Ona verilebilecek nitelikler de pek çoktur. İnsanlığın ortak düşünme aracıdır, evrensel dildir, bilimdir, sanattır… O, insan aklının güzelliğini ve yüceliğini gösteren yetkin bir yapıttır.
MATEMATİĞİ NEDEN ÖĞRETİYORUZ?
Her ülkede, her düzeydeki okulda matematik öğretiminin gerekliliği hemen hemen tartışılmaz bir kanı olarak yerleşmiştir.

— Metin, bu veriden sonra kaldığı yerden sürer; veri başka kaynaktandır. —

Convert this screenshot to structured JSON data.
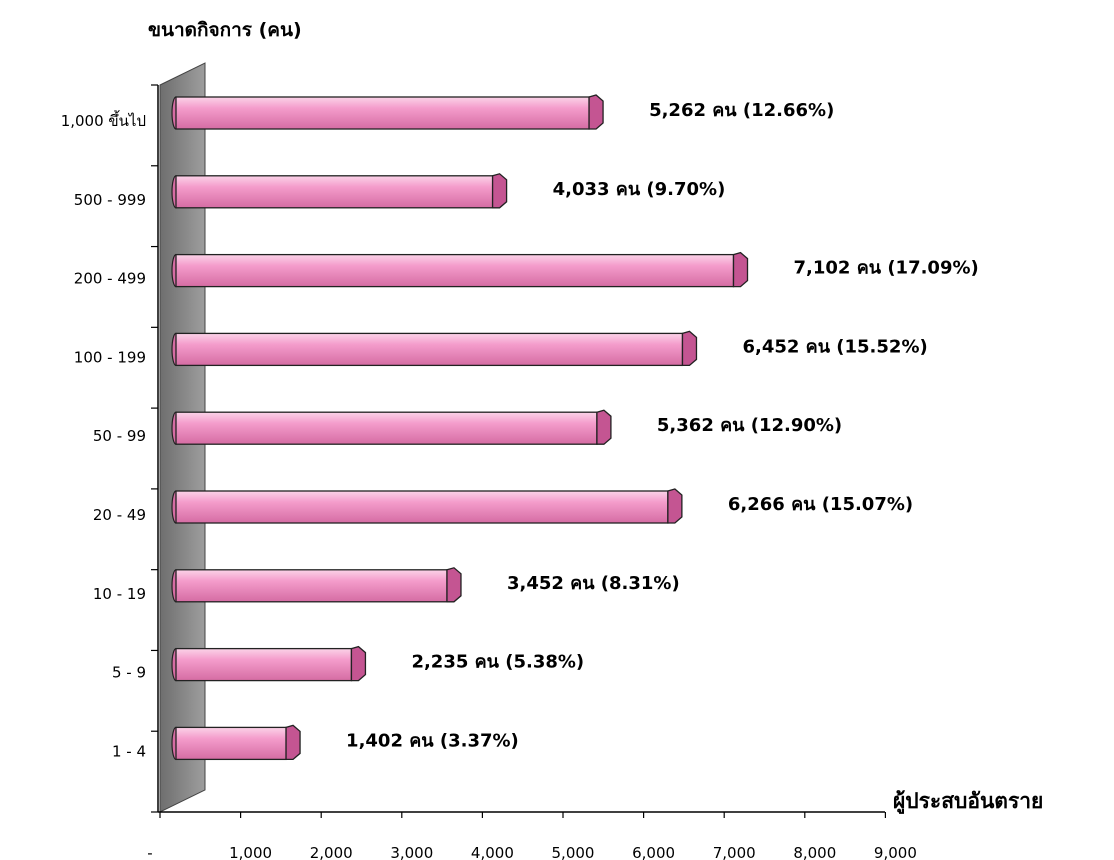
{
  "chart_data": {
    "type": "bar",
    "orientation": "horizontal",
    "style": "3d-cylinder",
    "ylabel": "ขนาดกิจการ (คน)",
    "xlabel": "ผู้ประสบอันตราย",
    "xlim": [
      0,
      9000
    ],
    "x_ticks": [
      "-",
      "1,000",
      "2,000",
      "3,000",
      "4,000",
      "5,000",
      "6,000",
      "7,000",
      "8,000",
      "9,000"
    ],
    "categories": [
      "1,000 ขึ้นไป",
      "500 - 999",
      "200 - 499",
      "100 - 199",
      "50 - 99",
      "20 - 49",
      "10 - 19",
      "5 - 9",
      "1 - 4"
    ],
    "values": [
      5262,
      4033,
      7102,
      6452,
      5362,
      6266,
      3452,
      2235,
      1402
    ],
    "data_labels": [
      "5,262 คน (12.66%)",
      "4,033 คน (9.70%)",
      "7,102 คน (17.09%)",
      "6,452 คน (15.52%)",
      "5,362 คน (12.90%)",
      "6,266 คน (15.07%)",
      "3,452 คน (8.31%)",
      "2,235 คน (5.38%)",
      "1,402 คน (3.37%)"
    ],
    "bar_color": "#f08cc0",
    "wall_color": "#8c8c8c",
    "grid": false,
    "legend": "none"
  }
}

Hatta denilebilir ki bir ulusun eğitim dizgesinde matematiğe ayrılan yer, o ulusun kendi dilini öğretmek için ayrılan yere eşdeğerdir. Bundan da öte, öğrencilerin matematikteki başarı düzeyinin, öteki derslerde gösterdikleri başarıdan daha belirleyici rol oynadığı kanısı, toplumun her kesiminde yaygındır. O halde, matematik öğretiminin neden gerekli olduğunun herkes tarafından iyice bilindiği varsayılabilir.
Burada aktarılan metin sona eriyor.